Le prince Ivan Ivanovitch avait eu de très bonne heure un avancement brillant, grâce à ses avantages extérieurs, à sa bravoure, à son caractère noble, grâce aussi à une famille haut placée et puissante et à une bonne chance particulière. Son intelligence était moyenne, mais il était bon et il avait des sentiments élevés. Il était un des derniers représentants de l’éducation classique française à la mode au siècle dernier. Il avait lu tous les orateurs, tous les philosophes français du XVIIIe siècle, et il aimait à citer Racine, Corneille, Boileau, Montaigne, Fénelon. Il était aussi très versé dans la mythologie. Quant aux sciences et à la littérature moderne, il n’en avait pas même une teinture. Il causait simplement et bien, détestait l’originalité sous toutes ses formes et était fort du grand monde.

La plupart de ses contemporains avaient disparu. Il ne lui restait plus beaucoup de personnes comme ma grand’mère, ayant fait partie du même cercle, ayant reçu la même éducation et partageant les mêmes manières de voir. Aussi attachait-il un grand prix à leur vieille amitié et témoignait-il toujours à ma grand’mère les plus grands égards.
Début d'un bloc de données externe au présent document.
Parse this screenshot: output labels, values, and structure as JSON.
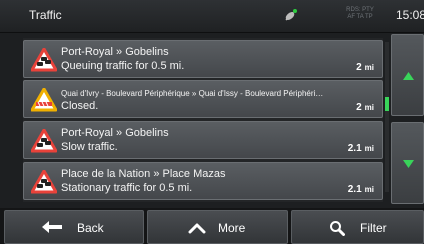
{
  "header": {
    "title": "Traffic",
    "gps_icon": "satellite-dish-icon",
    "rds_line1": "RDS: PTY",
    "rds_line2": "AF TA TP",
    "clock": "15:08"
  },
  "traffic_events": [
    {
      "route": "Port-Royal » Gobelins",
      "status": "Queuing traffic for 0.5 mi.",
      "distance": "2",
      "unit": "mi",
      "icon": "traffic-jam-warning-icon",
      "icon_color": "#e8423a"
    },
    {
      "route": "Quai d'Ivry - Boulevard Périphérique » Quai d'Issy - Boulevard Périphéri…",
      "status": "Closed.",
      "distance": "2",
      "unit": "mi",
      "icon": "road-works-warning-icon",
      "icon_color": "#f0b000"
    },
    {
      "route": "Port-Royal » Gobelins",
      "status": "Slow traffic.",
      "distance": "2.1",
      "unit": "mi",
      "icon": "traffic-jam-warning-icon",
      "icon_color": "#e8423a"
    },
    {
      "route": "Place de la Nation » Place Mazas",
      "status": "Stationary traffic for 0.5 mi.",
      "distance": "2.1",
      "unit": "mi",
      "icon": "traffic-jam-warning-icon",
      "icon_color": "#e8423a"
    }
  ],
  "side_buttons": {
    "up_icon": "scroll-up-arrow-icon",
    "down_icon": "scroll-down-arrow-icon",
    "accent": "#39d45a"
  },
  "footer": {
    "back_label": "Back",
    "more_label": "More",
    "filter_label": "Filter",
    "back_icon": "back-arrow-icon",
    "more_icon": "chevron-up-icon",
    "filter_icon": "search-icon"
  }
}
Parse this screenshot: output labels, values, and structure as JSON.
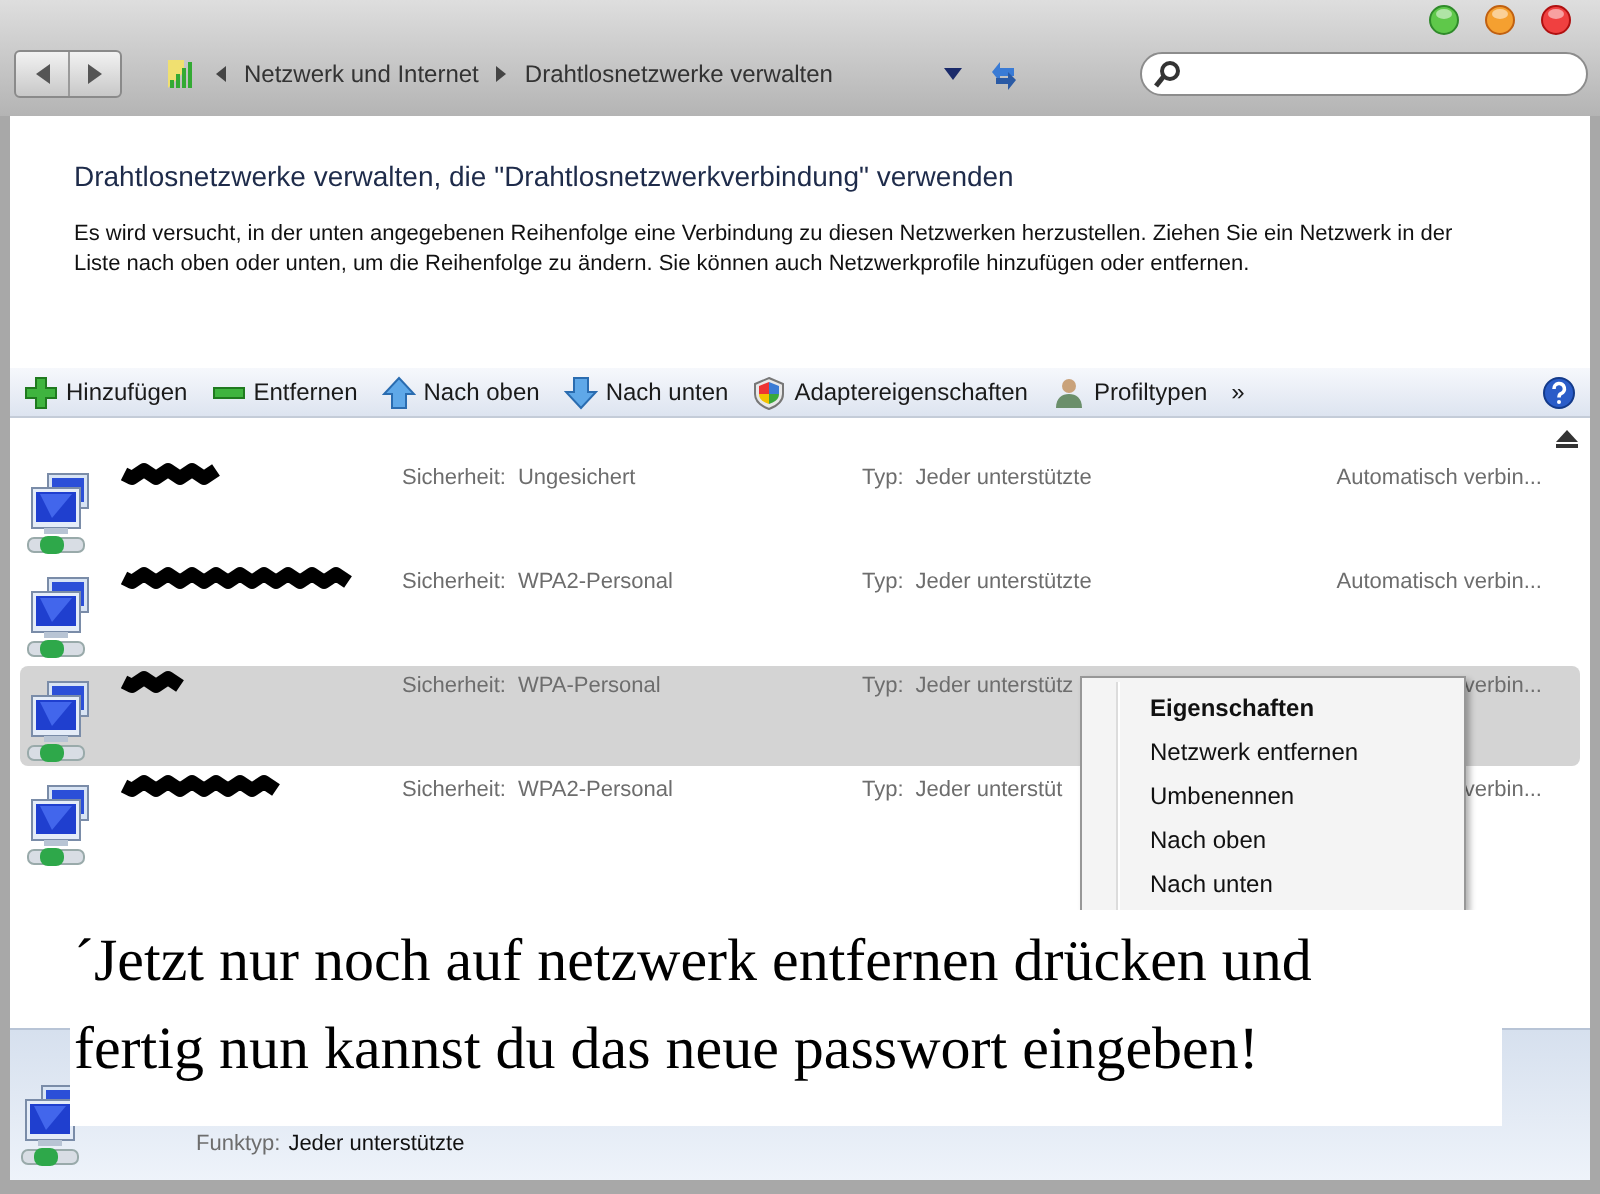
{
  "address": {
    "crumbs": [
      "Netzwerk und Internet",
      "Drahtlosnetzwerke verwalten"
    ]
  },
  "heading": "Drahtlosnetzwerke verwalten, die \"Drahtlosnetzwerkverbindung\" verwenden",
  "description": "Es wird versucht, in der unten angegebenen Reihenfolge eine Verbindung zu diesen Netzwerken herzustellen. Ziehen Sie ein Netzwerk in der Liste nach oben oder unten, um die Reihenfolge zu ändern. Sie können auch Netzwerkprofile hinzufügen oder entfernen.",
  "toolbar": [
    {
      "kind": "add",
      "label": "Hinzufügen"
    },
    {
      "kind": "remove",
      "label": "Entfernen"
    },
    {
      "kind": "up",
      "label": "Nach oben"
    },
    {
      "kind": "down",
      "label": "Nach unten"
    },
    {
      "kind": "shield",
      "label": "Adaptereigenschaften"
    },
    {
      "kind": "user",
      "label": "Profiltypen"
    },
    {
      "kind": "more",
      "label": "»"
    }
  ],
  "networks": [
    {
      "selected": false,
      "security_label": "Sicherheit:",
      "security": "Ungesichert",
      "type_label": "Typ:",
      "type": "Jeder unterstützte",
      "connection": "Automatisch verbin..."
    },
    {
      "selected": false,
      "security_label": "Sicherheit:",
      "security": "WPA2-Personal",
      "type_label": "Typ:",
      "type": "Jeder unterstützte",
      "connection": "Automatisch verbin..."
    },
    {
      "selected": true,
      "security_label": "Sicherheit:",
      "security": "WPA-Personal",
      "type_label": "Typ:",
      "type": "Jeder unterstütz",
      "connection": "verbin..."
    },
    {
      "selected": false,
      "security_label": "Sicherheit:",
      "security": "WPA2-Personal",
      "type_label": "Typ:",
      "type": "Jeder unterstüt",
      "connection": "verbin..."
    }
  ],
  "context_menu": [
    {
      "label": "Eigenschaften",
      "default": true
    },
    {
      "label": "Netzwerk entfernen",
      "default": false
    },
    {
      "label": "Umbenennen",
      "default": false
    },
    {
      "label": "Nach oben",
      "default": false
    },
    {
      "label": "Nach unten",
      "default": false
    }
  ],
  "details": {
    "label": "Funktyp:",
    "value": "Jeder unterstützte"
  },
  "annotation": [
    "´Jetzt nur noch auf netzwerk entfernen drücken und",
    "fertig nun kannst du das neue passwort eingeben!"
  ]
}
Je n’osais pas lever les yeux sur lui. Ses grosses épaulettes, la déférence que chacun lui témoignait, la joie que manifesta grand’mère en l’apercevant et le fait que seul au monde il n’avait pas peur d’elle, qu’il avait son franc parler et qu’il osait même l’appeler : « ma cousine », tout cela me pénétrait pour lui d’une vénération au moins égale à celle que m’inspirait ma grand’mère. Quand on lui montra mes vers, il m’appela.